Discussing Bitmap Checkpoint In-Depth UFT

Bitmap Checkpoint is used to validate whether a visible area of your application is displaying correctly by capturing the required area as bitmap before and post-execution of the Test. You can select the entire page of the application or an area of an application. It does a pixel by pixel comparison between actual and expected images. You can also define percentage tolerance for RGB Color variance and Pixel tolerance up to a certain extent that might vary from machine to machine.

You can add a checkpoint to the entire window/page of the application or you can select only the required portion of the application.

How does the Bitmap checkpoint work in UFT?

During the recording session when the Bitmap checkpoint is added UFT captures the bitmap of the application(or specified area of application) and stores it in the Bitmap Checkpoint. At runtime, UFT dynamically captures the bitmap of the application and compares it with the previously captured bitmap stored in the checkpoint. If both previously captured and currently captured bitmap is matched, UFT will report it as Pass else it will report it as Fail.

You can create bitmap checkpoints for all supported testing environments (as long as the appropriate add-ins are loaded.

Unique Features of Bitmap Checkpoint in UFT

  • You can specify areas of the object to ignore or include in the checkpoint. Suppose you are capturing an area of an application that shows the time that may cause the checkpoint to fail.you can instruct UFT to ignore it during the run session by excluding the area in which it is located from the comparison.
  • You can define tolerance settings in RGB color variance in the checkpoint to work it at across all machines because different machines might have different color settings.
  • If the Bitmap Checkpoint fails, UFT saves the runtime bitmap and displays it next to the expected bitmap in the run results. You can also view a bitmap that reflects the difference between the two bitmaps, to assist you in identifying the nature of the discrepancy.

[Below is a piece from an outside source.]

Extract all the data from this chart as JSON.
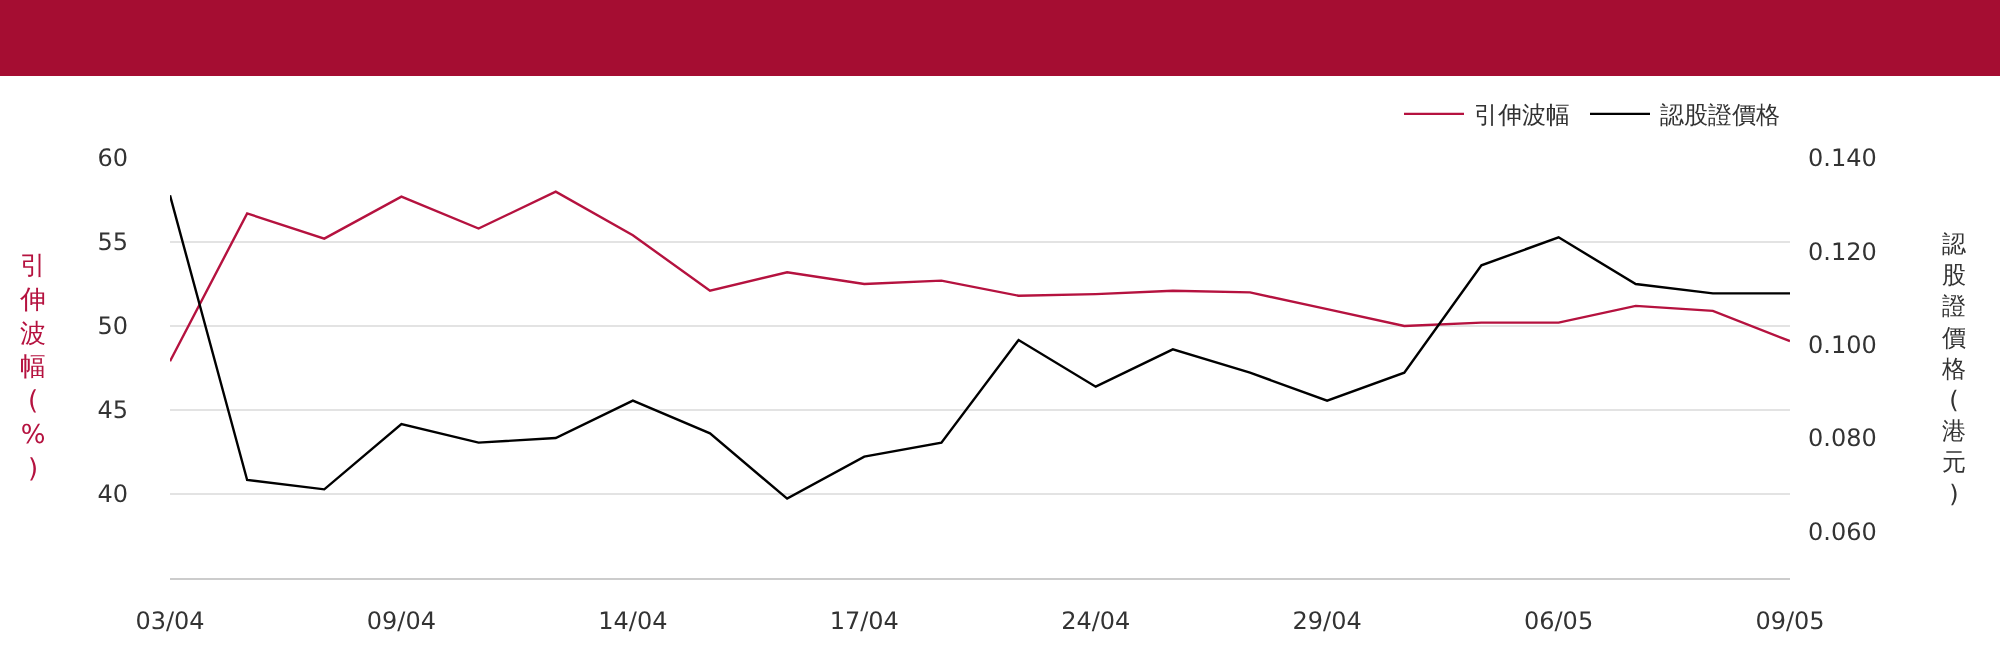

How To Add Bitmap Checkpoint on Entire Object

To add a Bitmap Checkpoint select the Bitmap Checkpoint option from the checkpoint menu and click on the required object.
Select the required object from the Bitmap Checkpoint window and click on the OK button. The entire object bitmap will be captured and display in the Bitmap Checkpoint properties window.
Bitmap checkpoint UFT
Click on the OK button, The checkpoint will be added in the script.
You can view the checkpoint properties by doing a right-click on the highlighted area as shown in the above snapshot or by opening the object repository.
UFT has given three kinds of options to mark the area of the image that you only want to be included in the bitmap checkpoint as shown below surrounded in the red rectangle.
The vice-versa is also possible. If you want a bitmap checkpoint to ignore a certain area of the image you can mark the area to get ignored. For example, any kind of counter increasing in the image or the image shows the date or time as shown below.

Adding Tolerance to RGB color in Bitmap checkpoint

To add tolerance to handle color variance or pixel density variance in the bitmap checkpoint click on the Advanced Setting option on the right bottom window. The Advanced Settings window will be displayed. You can do the required settings here. For Pixel density, you can set the variance either in percentage or in terms of a number of pixels.

How To Check a selection within the runtime bitmap

You can select the “Locate selection within runtime bitmap” radio button option to instruct UFT to check whether the specified bitmap is found anywhere within the bitmap of the actual object in your application during the run session.
In the bitmap editor area (in the Properties grid area of the dialog box), select the area that you want to locate as shown in the below snapshot (By default, the whole bitmap is selected.)

How to Use Locate image within runtime bitmap (load image file)

If images are dynamic in nature and they keep on changing after a certain time duration or days at a fixed location, in such a scenario rather than adding a new bitmap checkpoint every time you can update the image of the bitmap and browse to a .bmp file containing the image to use for the checkpoint by choosing the third option “Locate image within runtime bitmap (load image file)“. This instructs UFT to check whether the specified image is found anywhere within the bitmap of the actual object in your application during the run session.